SNL qui, SNL pourquoi ?

Les gens qui quittent SNL le font en moyenne après un peu plus de trois ans et partent à 97% vers une solution positive « banale » de logement, souvent en logement social.
Deux ingrédients principaux à la « recette » SNL :
D’abord un accompagnement professionnel doublé de l’attention bienveillante de bénévoles, organisés en groupes locaux de solidarité et offrant aux locataires le réseau d’entraide dont ils manquent presque toujours en arrivant.
Ensuite des logements d’insertion de qualité, aux loyers les moins élevés du parc, y compris social, bien situés, diffus dans le cadre de petites opérations immobilières, très majoritairement issues de réemploi de bâti existant. Les logements SNL sont soit invisibles, offrant la banalité et la non stigmatisation à leurs occupants, soit très visibles par leur qualité patrimoniale et offrant un cadre valorisant à ceux qui y habitent.

Heureux, dans les plis du tissu urbain ?

Une part consistante du travail patrimonial et immobilier mené par SNL oblige à l’humilité.
Dans nombre de cas, nos logements sont juste ceux que beaucoup recherchent : ni moins, ni plus.
Et surtout pas d’affichage « logement social ». Dans Paris, par exemple, l’opération SNL type consiste en l’acquisition-amélioration d’un lot de copropriété. Ici, les compétences mises en œuvre sont avant tout celles de l’équilibriste pour trouver la faisabilité financière d’une offre bien localisée dans la capitale. Nos préoccupations en arrivant dans une copropriété ? La plupart du temps, il s’agit de bâti ancien, il faut donc veiller à déceler les désordres éventuels traitables au moment des travaux et beaucoup plus embêtants par la suite. Et parfois nous trouvons des sujets structurels : ainsi une copropriété près de la Gare du Nord où l’arrivée de SNL a permis de mettre au jour un désordre devenu structurel sur les planchers et les façades dont les bois avaient été attaqués par défaut de ventilation et surtout un enduit non perspirant. Au-delà de ces situations qui, heureusement, restent des cas particuliers, pas de maîtrise de l’enveloppe du bâtiment, pas de majorité dans les décisions : les travaux visent une bonne optimisation de l’espace disponible et la meilleure maîtrise du coût d’usage, ici les charges pour nos locataires.

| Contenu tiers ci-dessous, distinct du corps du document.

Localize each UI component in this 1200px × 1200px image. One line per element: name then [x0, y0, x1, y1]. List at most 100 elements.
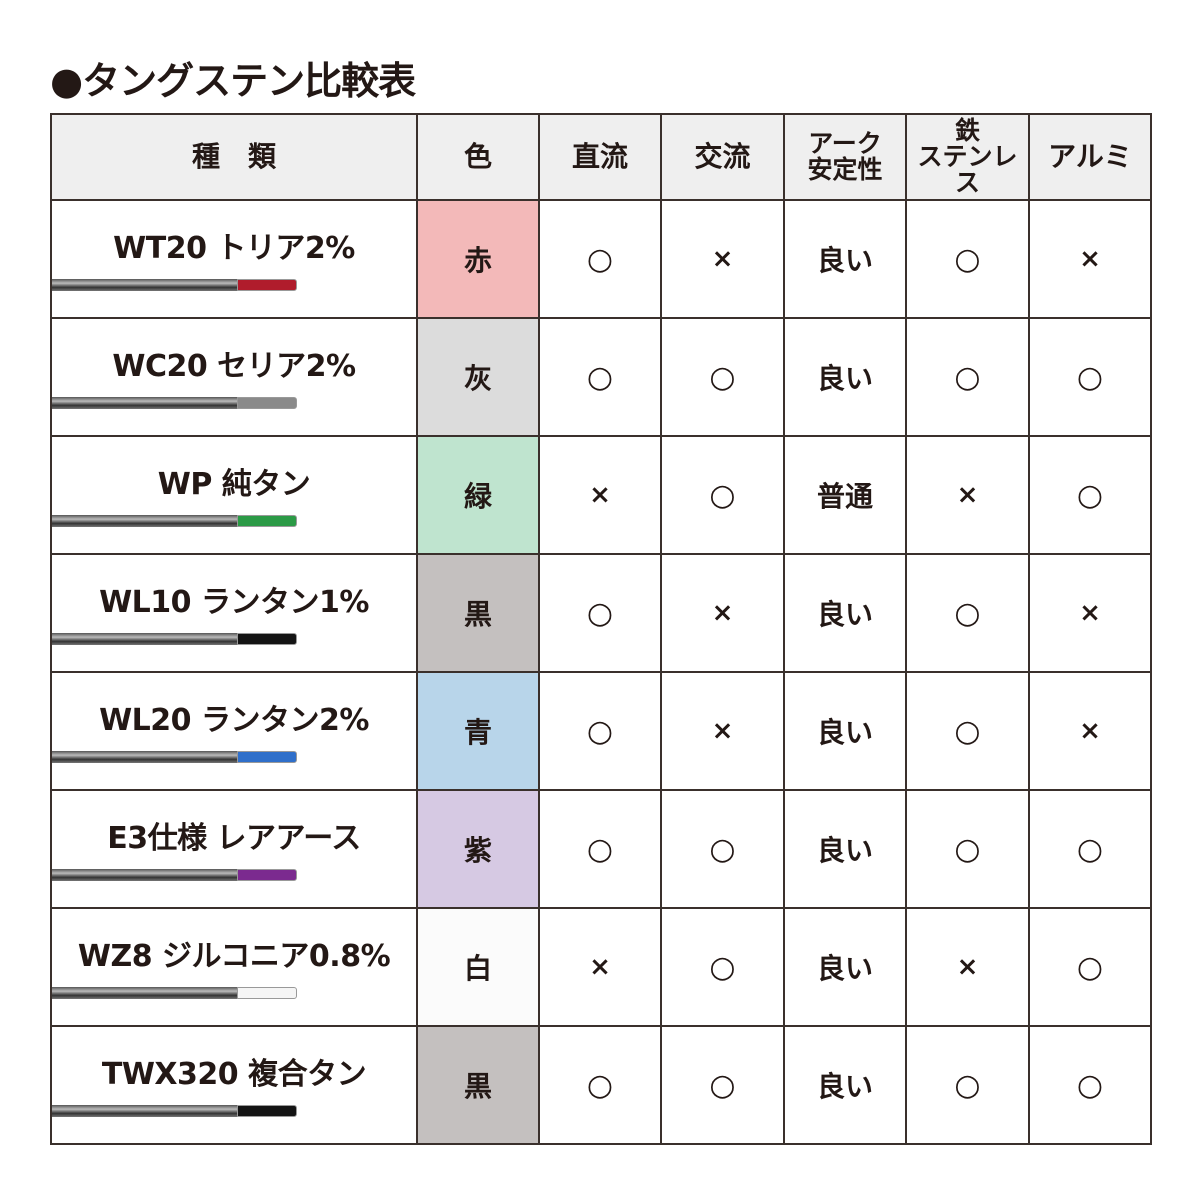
page-title: ●タングステン比較表 [50, 59, 416, 103]
rod-body [52, 869, 237, 881]
type-cell: WZ8 ジルコニア0.8% [50, 907, 418, 1027]
electrode-name: WC20 セリア2% [112, 349, 356, 384]
arc-stability-cell: 普通 [783, 435, 907, 555]
header-color: 色 [416, 113, 540, 201]
header-aluminum: アルミ [1028, 113, 1152, 201]
type-cell: WC20 セリア2% [50, 317, 418, 437]
steel-cell: ○ [905, 671, 1030, 791]
aluminum-cell: × [1028, 553, 1152, 673]
steel-cell: ○ [905, 789, 1030, 909]
tungsten-comparison-table: 種 類 色 直流 交流 アーク 安定性 鉄 ステンレス アルミ WT20 トリア… [50, 113, 1152, 1145]
rod-body [52, 397, 237, 409]
electrode-name: WZ8 ジルコニア0.8% [77, 939, 391, 974]
table-row: WZ8 ジルコニア0.8% 白 × ○ 良い × ○ [50, 907, 1152, 1027]
rod-body [52, 515, 237, 527]
electrode-rod-image [52, 751, 297, 763]
rod-color-tip [237, 869, 297, 881]
color-cell: 白 [416, 907, 540, 1027]
electrode-rod-image [52, 1105, 297, 1117]
arc-stability-cell: 良い [783, 317, 907, 437]
header-type: 種 類 [50, 113, 418, 201]
header-ac: 交流 [660, 113, 785, 201]
arc-stability-cell: 良い [783, 199, 907, 319]
table-row: TWX320 複合タン 黒 ○ ○ 良い ○ ○ [50, 1025, 1152, 1145]
electrode-name: E3仕様 レアアース [107, 821, 361, 856]
header-row: 種 類 色 直流 交流 アーク 安定性 鉄 ステンレス アルミ [50, 113, 1152, 201]
steel-cell: ○ [905, 1025, 1030, 1145]
electrode-name: WL10 ランタン1% [99, 585, 369, 620]
color-cell: 緑 [416, 435, 540, 555]
dc-cell: ○ [538, 317, 662, 437]
ac-cell: ○ [660, 435, 785, 555]
type-cell: WL20 ランタン2% [50, 671, 418, 791]
color-cell: 赤 [416, 199, 540, 319]
electrode-name: TWX320 複合タン [101, 1057, 367, 1092]
ac-cell: ○ [660, 789, 785, 909]
dc-cell: ○ [538, 671, 662, 791]
dc-cell: × [538, 907, 662, 1027]
ac-cell: ○ [660, 907, 785, 1027]
arc-stability-cell: 良い [783, 671, 907, 791]
steel-cell: ○ [905, 553, 1030, 673]
type-cell: WP 純タン [50, 435, 418, 555]
ac-cell: ○ [660, 1025, 785, 1145]
table-row: E3仕様 レアアース 紫 ○ ○ 良い ○ ○ [50, 789, 1152, 909]
table-row: WC20 セリア2% 灰 ○ ○ 良い ○ ○ [50, 317, 1152, 437]
steel-cell: × [905, 435, 1030, 555]
steel-cell: ○ [905, 317, 1030, 437]
rod-body [52, 633, 237, 645]
ac-cell: × [660, 553, 785, 673]
aluminum-cell: × [1028, 671, 1152, 791]
aluminum-cell: ○ [1028, 789, 1152, 909]
electrode-rod-image [52, 633, 297, 645]
ac-cell: ○ [660, 317, 785, 437]
table-row: WL20 ランタン2% 青 ○ × 良い ○ × [50, 671, 1152, 791]
electrode-name: WP 純タン [157, 467, 311, 502]
dc-cell: ○ [538, 199, 662, 319]
rod-body [52, 987, 237, 999]
aluminum-cell: ○ [1028, 317, 1152, 437]
electrode-name: WT20 トリア2% [113, 231, 355, 266]
rod-body [52, 751, 237, 763]
rod-color-tip [237, 397, 297, 409]
color-cell: 黒 [416, 553, 540, 673]
color-cell: 黒 [416, 1025, 540, 1145]
type-cell: E3仕様 レアアース [50, 789, 418, 909]
dc-cell: ○ [538, 553, 662, 673]
type-cell: WT20 トリア2% [50, 199, 418, 319]
type-cell: WL10 ランタン1% [50, 553, 418, 673]
electrode-rod-image [52, 279, 297, 291]
ac-cell: × [660, 199, 785, 319]
ac-cell: × [660, 671, 785, 791]
rod-color-tip [237, 1105, 297, 1117]
aluminum-cell: ○ [1028, 907, 1152, 1027]
header-steel-stainless: 鉄 ステンレス [905, 113, 1030, 201]
color-cell: 青 [416, 671, 540, 791]
aluminum-cell: ○ [1028, 435, 1152, 555]
electrode-rod-image [52, 515, 297, 527]
rod-color-tip [237, 633, 297, 645]
table-row: WP 純タン 緑 × ○ 普通 × ○ [50, 435, 1152, 555]
dc-cell: ○ [538, 789, 662, 909]
electrode-rod-image [52, 397, 297, 409]
rod-color-tip [237, 987, 297, 999]
arc-stability-cell: 良い [783, 553, 907, 673]
aluminum-cell: × [1028, 199, 1152, 319]
rod-color-tip [237, 279, 297, 291]
electrode-name: WL20 ランタン2% [99, 703, 369, 738]
electrode-rod-image [52, 869, 297, 881]
color-cell: 灰 [416, 317, 540, 437]
arc-stability-cell: 良い [783, 1025, 907, 1145]
electrode-rod-image [52, 987, 297, 999]
header-arc-stability: アーク 安定性 [783, 113, 907, 201]
rod-body [52, 279, 237, 291]
type-cell: TWX320 複合タン [50, 1025, 418, 1145]
steel-cell: × [905, 907, 1030, 1027]
table-row: WL10 ランタン1% 黒 ○ × 良い ○ × [50, 553, 1152, 673]
table-row: WT20 トリア2% 赤 ○ × 良い ○ × [50, 199, 1152, 319]
dc-cell: × [538, 435, 662, 555]
dc-cell: ○ [538, 1025, 662, 1145]
aluminum-cell: ○ [1028, 1025, 1152, 1145]
color-cell: 紫 [416, 789, 540, 909]
rod-color-tip [237, 751, 297, 763]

De l’art d’accommoder les restes urbains

Un mouvement associatif et sa foncière, même très volontaires, ne sont pas les mieux équipés pour avoir beaucoup de choix à l’étal des biens immobiliers « offerts » à la vente. La plupart des ménages à petit moyen s’éloignent des centres, reportent les dépenses futures de la part logement à la part transport et chauffage de leur budget. SNL doit opérer avec les mêmes contraintes, mais avec les atouts d’une approche coopérative : SNL a développé une forme d’expertise à prospecter et intervenir sur des biens un peu compliqués, ceux que les promoteurs, ou même bailleurs sociaux rechignent à prendre car ils sont petits, juridiquement difficiles à saisir, impliquent des réhabilitations complexes, etc… De fait SNL construit peu, ou sur des tènements un peu biscornus, et principalement il réhabilite, c’est-à-dire qu’il redonne un emploi à du bâti qui ne servait plus. Ancien bureau de poste et son logement du receveur, ancien logement d’instituteur, ancienne ferme enclavée dans le centre bourg, etc…
Dans tous ces cas, la prise en compte du procédé constructif particulier, des contraintes et atouts du bâti sont une nécessité, tant pour la qualité des logements (confort, sobriété, santé) que pour l’acceptation du projet et son soutien par la collectivité. Dans ces cas-là il s’agit de redonner une fonction, de réhabiliter un bâtiment, de sauver un patrimoine en déshérence. L’opération de logement d’insertion est, dans ce cas, bien visible et véhicule une image positive dans la ville ou le bourg qui l’accueille.

L’ancien presbytère de Quillebeuf (27), projet de six logements d’insertion, monté avec l’association Néologis et soutenu par la Fondation du Patrimoine ; bail à réhabilitation de trente-cinq ans.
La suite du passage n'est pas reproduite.